To settled quiet. He is one by whom

All effort seems forgotten; one to whom

Long patience hath such mild composure given,

That patience now doth seem a thing of which

He hath no need. He is by Nature led

To peace so perfect, that the young behold

With envy what the old man hardly feels.”

Wordsworth.

The stream of Fibel’s history having vanished under ground, like a second river Rhone, I was obliged to explore where story or stream again burst forth, and for this purpose I questioned every one.
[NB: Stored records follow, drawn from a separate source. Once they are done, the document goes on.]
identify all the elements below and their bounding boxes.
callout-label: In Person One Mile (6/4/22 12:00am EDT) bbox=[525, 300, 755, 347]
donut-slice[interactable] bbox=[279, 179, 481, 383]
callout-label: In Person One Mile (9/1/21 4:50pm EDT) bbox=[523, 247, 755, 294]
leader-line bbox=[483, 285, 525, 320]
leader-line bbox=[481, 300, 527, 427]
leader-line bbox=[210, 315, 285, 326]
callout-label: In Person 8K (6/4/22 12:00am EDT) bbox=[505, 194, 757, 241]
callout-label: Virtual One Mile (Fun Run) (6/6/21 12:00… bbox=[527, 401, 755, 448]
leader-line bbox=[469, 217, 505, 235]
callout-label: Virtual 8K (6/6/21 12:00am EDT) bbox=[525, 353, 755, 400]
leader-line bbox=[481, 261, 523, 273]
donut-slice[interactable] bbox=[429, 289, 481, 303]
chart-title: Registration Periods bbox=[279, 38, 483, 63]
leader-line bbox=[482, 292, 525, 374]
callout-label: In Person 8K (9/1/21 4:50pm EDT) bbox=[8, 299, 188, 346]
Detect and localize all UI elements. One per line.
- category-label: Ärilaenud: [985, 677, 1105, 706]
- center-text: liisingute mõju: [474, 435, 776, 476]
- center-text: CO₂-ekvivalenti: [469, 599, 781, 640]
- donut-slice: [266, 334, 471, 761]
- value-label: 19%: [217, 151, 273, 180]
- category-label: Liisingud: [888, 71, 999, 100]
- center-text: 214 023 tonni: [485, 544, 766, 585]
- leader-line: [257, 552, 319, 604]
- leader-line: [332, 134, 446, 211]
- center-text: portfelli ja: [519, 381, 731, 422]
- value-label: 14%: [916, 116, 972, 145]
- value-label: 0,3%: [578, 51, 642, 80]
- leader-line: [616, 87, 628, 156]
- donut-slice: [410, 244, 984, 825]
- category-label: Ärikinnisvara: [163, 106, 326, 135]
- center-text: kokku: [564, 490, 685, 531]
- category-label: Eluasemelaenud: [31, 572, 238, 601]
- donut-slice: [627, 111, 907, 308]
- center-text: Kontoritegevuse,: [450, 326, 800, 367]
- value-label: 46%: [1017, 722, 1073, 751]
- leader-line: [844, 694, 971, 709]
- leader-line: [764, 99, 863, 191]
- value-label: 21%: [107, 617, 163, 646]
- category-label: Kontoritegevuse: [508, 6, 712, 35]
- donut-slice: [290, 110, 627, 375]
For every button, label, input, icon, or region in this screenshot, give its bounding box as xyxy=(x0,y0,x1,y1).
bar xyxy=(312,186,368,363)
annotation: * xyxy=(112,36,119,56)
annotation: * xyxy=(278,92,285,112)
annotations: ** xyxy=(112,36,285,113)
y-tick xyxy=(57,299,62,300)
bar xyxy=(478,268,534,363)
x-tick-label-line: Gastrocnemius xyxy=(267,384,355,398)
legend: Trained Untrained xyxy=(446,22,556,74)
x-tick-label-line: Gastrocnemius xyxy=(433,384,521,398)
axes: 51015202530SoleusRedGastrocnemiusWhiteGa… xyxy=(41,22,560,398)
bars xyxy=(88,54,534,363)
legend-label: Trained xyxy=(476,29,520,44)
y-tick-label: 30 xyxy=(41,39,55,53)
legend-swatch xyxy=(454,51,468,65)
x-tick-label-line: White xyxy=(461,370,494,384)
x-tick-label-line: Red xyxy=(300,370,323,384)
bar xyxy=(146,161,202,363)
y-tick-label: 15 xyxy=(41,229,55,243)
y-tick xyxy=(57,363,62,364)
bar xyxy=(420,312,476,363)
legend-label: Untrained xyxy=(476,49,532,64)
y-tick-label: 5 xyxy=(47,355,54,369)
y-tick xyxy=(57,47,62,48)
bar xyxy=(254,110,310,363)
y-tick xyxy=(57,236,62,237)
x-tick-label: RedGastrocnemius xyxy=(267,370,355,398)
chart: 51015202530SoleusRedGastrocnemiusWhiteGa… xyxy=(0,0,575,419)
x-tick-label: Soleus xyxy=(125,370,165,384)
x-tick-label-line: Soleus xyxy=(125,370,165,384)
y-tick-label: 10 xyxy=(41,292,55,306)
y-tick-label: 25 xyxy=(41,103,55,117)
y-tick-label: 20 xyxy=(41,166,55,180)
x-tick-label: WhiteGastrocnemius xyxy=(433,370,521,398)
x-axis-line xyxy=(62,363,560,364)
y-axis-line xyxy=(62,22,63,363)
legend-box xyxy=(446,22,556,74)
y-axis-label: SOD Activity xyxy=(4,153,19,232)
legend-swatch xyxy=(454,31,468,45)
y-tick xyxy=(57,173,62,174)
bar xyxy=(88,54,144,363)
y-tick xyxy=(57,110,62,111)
I was told that no one could better inform me than an exceedingly aged man, more than a hundred and twenty-five years old, who lived a few miles from the village of Bienenroda, and who, having been young at the same time with Fibel, must know all about him. The prospect of shaking hands with the very oldest man living on the face of the earth enraptured me. I said to myself that a most novel and peculiar sensation must be excited by having a whole past century before you, bodily present, compact and alive, in the century now passing; by holding, hand to hand, a man of the age of the antediluvians, over whose head so many entire generations of young mornings and old evenings have fled, and before whom one stands, in fact, as neither young nor old; to listen to a human spirit, outlandish, behind the time, almost mysteriously awful; sole survivor of the thousand gray, cold sleepers, coevals of his own remote, hoary age; standing as sentinel before the ancient dead, looking coldly and strangely on life’s silly novelties; finding in the present no cooling for his inborn spirit-thirst, no more enchanting yesterdays or to-morrows, but only the day-before-yesterday of youth, and the day-after-to-morrow of death. It may consequently be imagined that so very old a man would speak only of his farthest past, of his early day-dawn, which, of course, in the long evening of his protracted day, must now be blending with his midnight. On the other hand, that one like myself would not feel particularly younger before such a millionnaire of hours, as the Bienenroda Patriarch must be; and that his presence must make one feel more conscious of death than of immortality. A very aged man is a more powerful memento than a grave; for the older a grave is, the farther we look back to the succession of young persons who have mouldered in it; sometimes a maiden is concealed in an ancient grave; but an ancient dwindled body hides only an imprisoned spirit.